Starting the ceremony, Chaplain Megan Biddle said the invocation. Next, the Blackburn College Choir led by Dr. Joseph Welch invited the audience to join in singing “Lift Every Voice and Sing.” Interim President Dr. John McClusky said a short welcome before Dr. Naomi Crummey, member of the Diversity and Inclusion Committee, announced the winner of the MLK Student Leadership Award.
The call for nominations states the winner of the MLK Student Leadership Award should be a student who “exemplifies the virtues of diversity and inclusion.” The nomination form for the award also states nominees must have “commitment to celebrate, embrace, value, and learn from the voices, perspectives and experiences of all our Blackburn community members”.

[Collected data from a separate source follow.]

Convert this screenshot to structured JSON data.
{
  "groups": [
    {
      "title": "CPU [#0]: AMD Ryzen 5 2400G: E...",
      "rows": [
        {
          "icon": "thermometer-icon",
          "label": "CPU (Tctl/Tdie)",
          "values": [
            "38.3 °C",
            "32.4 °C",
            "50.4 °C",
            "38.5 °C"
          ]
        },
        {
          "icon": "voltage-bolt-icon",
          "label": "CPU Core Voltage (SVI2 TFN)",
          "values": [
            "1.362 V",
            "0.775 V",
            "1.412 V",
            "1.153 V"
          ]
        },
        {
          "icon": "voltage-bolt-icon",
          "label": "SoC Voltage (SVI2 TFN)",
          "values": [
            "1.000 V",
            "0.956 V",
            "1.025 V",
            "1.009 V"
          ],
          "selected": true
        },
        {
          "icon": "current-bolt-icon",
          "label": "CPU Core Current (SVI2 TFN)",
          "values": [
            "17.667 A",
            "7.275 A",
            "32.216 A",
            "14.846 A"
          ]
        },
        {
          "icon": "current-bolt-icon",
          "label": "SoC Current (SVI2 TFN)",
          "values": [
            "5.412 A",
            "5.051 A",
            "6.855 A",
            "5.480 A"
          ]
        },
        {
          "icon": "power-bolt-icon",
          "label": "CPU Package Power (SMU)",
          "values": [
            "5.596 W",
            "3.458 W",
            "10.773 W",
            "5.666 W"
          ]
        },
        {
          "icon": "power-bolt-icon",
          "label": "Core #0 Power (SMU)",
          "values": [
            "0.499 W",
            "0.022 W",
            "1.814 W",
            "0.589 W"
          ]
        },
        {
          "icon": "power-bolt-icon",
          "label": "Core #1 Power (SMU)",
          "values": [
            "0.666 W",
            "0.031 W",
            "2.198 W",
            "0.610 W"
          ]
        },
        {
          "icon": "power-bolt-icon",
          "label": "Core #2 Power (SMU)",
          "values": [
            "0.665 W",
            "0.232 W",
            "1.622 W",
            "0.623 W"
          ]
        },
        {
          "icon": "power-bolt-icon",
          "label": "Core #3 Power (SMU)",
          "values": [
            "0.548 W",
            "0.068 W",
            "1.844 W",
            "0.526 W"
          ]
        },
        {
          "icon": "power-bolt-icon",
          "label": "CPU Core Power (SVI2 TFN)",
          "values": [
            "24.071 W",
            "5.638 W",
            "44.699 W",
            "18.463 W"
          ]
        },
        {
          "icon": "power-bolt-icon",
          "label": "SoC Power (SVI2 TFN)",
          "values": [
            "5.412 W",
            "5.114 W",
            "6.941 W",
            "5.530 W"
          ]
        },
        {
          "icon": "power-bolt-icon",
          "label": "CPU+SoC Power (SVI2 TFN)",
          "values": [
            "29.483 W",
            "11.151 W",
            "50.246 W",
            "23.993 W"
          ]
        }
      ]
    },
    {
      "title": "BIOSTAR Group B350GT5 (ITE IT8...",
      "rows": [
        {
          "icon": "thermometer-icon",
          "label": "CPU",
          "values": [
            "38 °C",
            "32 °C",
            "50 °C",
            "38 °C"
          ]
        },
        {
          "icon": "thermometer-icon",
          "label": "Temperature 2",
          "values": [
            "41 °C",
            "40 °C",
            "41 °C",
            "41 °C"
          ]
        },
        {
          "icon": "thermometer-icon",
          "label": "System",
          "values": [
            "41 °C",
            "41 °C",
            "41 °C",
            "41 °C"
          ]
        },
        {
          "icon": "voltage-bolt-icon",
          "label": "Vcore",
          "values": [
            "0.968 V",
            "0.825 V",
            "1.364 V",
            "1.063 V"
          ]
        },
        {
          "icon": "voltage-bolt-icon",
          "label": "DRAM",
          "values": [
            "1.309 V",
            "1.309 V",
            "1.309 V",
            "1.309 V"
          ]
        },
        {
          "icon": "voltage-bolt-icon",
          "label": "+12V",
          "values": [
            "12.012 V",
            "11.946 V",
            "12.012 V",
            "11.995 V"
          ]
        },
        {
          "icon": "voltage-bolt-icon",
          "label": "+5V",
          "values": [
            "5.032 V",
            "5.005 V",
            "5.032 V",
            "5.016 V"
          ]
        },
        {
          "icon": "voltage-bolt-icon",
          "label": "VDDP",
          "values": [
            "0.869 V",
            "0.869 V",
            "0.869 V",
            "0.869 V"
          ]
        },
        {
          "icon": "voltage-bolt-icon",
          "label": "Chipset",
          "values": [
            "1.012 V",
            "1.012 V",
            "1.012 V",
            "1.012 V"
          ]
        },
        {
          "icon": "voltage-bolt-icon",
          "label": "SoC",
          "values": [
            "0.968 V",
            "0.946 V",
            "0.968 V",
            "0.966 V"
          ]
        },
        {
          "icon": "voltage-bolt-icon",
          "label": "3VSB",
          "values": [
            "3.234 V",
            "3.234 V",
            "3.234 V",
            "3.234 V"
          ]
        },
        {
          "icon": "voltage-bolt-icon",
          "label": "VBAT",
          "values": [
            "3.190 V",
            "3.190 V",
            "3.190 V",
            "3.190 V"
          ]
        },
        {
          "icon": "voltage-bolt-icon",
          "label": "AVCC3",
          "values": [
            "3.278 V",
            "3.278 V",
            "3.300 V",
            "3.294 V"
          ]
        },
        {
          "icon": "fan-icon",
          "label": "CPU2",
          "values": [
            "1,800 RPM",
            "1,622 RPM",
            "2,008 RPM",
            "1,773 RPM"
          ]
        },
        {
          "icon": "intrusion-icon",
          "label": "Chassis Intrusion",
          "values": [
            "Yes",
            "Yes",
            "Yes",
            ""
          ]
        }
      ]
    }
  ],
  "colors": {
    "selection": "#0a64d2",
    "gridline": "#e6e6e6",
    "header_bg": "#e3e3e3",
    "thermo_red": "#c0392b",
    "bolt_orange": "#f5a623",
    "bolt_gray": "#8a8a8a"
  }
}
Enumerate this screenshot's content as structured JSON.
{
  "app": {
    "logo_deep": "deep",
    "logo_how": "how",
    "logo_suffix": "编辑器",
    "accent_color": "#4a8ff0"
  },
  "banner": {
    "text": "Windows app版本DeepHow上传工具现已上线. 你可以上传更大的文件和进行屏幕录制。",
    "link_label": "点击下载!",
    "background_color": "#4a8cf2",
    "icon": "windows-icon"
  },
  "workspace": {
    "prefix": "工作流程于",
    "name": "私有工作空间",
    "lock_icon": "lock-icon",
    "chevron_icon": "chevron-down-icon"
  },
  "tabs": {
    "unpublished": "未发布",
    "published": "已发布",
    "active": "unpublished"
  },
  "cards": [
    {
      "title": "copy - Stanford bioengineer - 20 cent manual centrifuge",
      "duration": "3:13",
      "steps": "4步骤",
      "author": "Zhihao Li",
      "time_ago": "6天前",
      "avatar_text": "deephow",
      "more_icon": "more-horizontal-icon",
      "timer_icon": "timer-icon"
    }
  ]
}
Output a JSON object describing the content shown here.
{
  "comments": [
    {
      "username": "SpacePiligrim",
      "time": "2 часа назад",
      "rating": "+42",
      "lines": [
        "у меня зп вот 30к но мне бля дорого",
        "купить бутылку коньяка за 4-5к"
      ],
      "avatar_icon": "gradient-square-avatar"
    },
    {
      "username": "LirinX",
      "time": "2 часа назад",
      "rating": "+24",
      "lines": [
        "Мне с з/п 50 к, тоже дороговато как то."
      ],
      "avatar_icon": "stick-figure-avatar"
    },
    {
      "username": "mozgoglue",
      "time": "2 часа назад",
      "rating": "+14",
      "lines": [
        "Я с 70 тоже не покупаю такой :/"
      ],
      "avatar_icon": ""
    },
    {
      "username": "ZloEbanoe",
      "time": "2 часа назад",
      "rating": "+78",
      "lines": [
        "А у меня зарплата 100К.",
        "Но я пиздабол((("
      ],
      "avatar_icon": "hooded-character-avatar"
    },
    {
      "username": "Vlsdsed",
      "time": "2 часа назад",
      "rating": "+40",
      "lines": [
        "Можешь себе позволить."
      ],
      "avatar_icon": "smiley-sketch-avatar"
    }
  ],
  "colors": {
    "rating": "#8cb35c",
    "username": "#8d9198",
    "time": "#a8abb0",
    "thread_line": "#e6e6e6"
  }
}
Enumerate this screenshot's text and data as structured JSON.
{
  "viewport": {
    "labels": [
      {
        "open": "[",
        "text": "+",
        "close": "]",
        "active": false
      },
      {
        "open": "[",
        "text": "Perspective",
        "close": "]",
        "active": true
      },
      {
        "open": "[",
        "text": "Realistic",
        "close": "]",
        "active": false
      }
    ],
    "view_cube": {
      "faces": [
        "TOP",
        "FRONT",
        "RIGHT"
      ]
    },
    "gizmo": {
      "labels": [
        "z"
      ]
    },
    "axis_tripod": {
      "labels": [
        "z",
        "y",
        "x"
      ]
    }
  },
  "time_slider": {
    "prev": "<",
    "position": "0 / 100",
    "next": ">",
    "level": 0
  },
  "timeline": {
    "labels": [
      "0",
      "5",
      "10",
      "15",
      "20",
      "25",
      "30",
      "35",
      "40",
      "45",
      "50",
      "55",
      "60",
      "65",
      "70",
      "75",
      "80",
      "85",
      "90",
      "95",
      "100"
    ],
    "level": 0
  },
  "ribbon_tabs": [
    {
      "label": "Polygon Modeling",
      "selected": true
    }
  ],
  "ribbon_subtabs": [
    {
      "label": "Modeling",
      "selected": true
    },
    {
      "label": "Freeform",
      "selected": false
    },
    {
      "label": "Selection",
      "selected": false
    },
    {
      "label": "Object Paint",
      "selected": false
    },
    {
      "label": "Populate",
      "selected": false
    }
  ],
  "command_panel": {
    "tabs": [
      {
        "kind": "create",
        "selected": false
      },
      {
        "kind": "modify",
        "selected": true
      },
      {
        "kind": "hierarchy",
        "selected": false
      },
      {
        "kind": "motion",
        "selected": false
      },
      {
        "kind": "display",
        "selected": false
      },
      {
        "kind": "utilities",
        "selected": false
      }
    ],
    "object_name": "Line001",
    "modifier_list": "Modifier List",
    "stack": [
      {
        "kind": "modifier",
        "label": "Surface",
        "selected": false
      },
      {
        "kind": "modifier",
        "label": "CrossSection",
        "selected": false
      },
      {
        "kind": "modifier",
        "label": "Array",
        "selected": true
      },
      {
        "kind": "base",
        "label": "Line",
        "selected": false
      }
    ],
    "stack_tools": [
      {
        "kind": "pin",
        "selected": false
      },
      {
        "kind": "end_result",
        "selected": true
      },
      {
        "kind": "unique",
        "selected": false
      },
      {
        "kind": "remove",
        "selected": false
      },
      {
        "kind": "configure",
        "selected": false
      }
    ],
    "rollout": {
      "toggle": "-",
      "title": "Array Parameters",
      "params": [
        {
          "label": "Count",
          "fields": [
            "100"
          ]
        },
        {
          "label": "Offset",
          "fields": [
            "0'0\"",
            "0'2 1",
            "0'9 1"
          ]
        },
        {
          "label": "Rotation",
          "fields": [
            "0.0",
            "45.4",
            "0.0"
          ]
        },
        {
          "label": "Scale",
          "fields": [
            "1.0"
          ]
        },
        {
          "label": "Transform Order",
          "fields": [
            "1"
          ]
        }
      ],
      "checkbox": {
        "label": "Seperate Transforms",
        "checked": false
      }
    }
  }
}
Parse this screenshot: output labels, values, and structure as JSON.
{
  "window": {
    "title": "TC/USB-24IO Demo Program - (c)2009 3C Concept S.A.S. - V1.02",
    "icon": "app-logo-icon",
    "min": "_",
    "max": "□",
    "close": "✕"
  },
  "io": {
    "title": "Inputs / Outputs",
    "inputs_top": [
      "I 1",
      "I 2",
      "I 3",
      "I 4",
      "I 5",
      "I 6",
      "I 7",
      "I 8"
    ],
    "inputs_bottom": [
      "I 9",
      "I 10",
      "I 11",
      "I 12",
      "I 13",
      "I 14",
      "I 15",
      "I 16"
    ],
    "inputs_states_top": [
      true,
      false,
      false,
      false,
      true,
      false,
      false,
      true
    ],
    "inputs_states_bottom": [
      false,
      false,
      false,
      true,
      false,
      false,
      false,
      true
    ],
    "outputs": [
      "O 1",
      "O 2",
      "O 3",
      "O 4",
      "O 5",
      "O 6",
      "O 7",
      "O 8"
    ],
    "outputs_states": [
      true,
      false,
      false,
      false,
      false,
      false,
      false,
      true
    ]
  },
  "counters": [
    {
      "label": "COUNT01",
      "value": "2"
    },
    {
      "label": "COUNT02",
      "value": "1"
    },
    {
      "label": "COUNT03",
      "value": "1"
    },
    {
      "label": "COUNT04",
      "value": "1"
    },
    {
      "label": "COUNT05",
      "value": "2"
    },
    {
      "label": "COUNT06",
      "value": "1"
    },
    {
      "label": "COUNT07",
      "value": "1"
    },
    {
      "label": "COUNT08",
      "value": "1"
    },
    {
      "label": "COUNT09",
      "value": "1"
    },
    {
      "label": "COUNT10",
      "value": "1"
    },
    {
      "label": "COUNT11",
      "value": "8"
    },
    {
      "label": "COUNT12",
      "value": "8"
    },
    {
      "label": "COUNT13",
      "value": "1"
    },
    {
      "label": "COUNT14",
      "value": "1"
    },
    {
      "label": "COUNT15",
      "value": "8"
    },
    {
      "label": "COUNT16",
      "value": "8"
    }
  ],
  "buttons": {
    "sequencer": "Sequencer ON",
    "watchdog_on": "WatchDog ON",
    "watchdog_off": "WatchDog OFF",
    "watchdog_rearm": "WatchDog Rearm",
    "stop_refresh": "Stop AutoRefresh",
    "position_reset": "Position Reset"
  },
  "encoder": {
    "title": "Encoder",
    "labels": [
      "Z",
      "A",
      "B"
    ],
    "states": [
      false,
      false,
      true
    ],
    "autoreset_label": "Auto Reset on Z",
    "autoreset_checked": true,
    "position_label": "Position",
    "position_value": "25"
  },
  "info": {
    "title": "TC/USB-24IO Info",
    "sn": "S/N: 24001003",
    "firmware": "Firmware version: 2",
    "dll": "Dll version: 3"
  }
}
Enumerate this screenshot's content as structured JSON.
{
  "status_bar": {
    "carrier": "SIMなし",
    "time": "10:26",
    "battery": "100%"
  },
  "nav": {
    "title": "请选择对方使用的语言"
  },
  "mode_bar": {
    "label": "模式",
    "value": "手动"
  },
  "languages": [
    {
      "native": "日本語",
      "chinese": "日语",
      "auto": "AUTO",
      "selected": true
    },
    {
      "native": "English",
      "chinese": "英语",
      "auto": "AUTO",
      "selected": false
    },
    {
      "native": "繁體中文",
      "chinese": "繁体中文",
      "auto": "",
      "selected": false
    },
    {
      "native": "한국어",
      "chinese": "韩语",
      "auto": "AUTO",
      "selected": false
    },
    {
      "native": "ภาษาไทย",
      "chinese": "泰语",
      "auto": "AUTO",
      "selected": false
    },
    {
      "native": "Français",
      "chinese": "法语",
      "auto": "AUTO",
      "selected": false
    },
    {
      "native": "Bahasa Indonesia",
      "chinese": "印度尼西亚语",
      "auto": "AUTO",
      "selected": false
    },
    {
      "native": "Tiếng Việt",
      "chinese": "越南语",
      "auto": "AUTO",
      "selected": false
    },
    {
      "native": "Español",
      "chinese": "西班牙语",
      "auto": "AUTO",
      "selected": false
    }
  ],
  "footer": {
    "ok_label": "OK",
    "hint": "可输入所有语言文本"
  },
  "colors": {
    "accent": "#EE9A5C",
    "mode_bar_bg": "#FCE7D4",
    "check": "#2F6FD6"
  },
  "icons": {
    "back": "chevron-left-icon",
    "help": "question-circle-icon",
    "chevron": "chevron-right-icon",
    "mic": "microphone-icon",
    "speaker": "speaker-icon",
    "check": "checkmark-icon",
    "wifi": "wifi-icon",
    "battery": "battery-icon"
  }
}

Sophomore Nicholas Johnson won the award. One nomination testified that he works to “make the needs of all students known and heard.” After being invited to the stage, he gave a short acceptance speech thanking several other Blackburn students who inspire him. He then introduced keynote speaker Barry Scott to the stage.
Nicholas Johnson accepting the MLK Student Leadership Award
Barry Scott has worn many hats in his career. He has acted in television programs such as “I’ll Fly Away”, “In the Heat of the Night” and “Ain’t Got Long To Stay Here,” the last of which he also wrote. He is founder and producing director of the American Negro Playwright Theatre at Tennessee State University. He is also a voice-over artist, motivational speaker and performer of King’s speeches.
In his speech “Overcoming Barriers,” Scott recalled his history with the words of King and his experiences with how important the ideas are. As a child, he was first introduced to King when his father brought home the “I Have a Dream” speech. He became “obsessed with the words of Dr. Martin Luther King Jr.” and soon began performing his speeches in churches in the area. Scott also told how as a teenager a police officer held a gun to his head and almost killed him though he had done nothing wrong. He said it was the words of MLK that helped him through it.
Scott’s speech and the rest of the Convocation reminded the audience that King’s words are still important today. The same ideas of every person being equal guide and motivate modern life.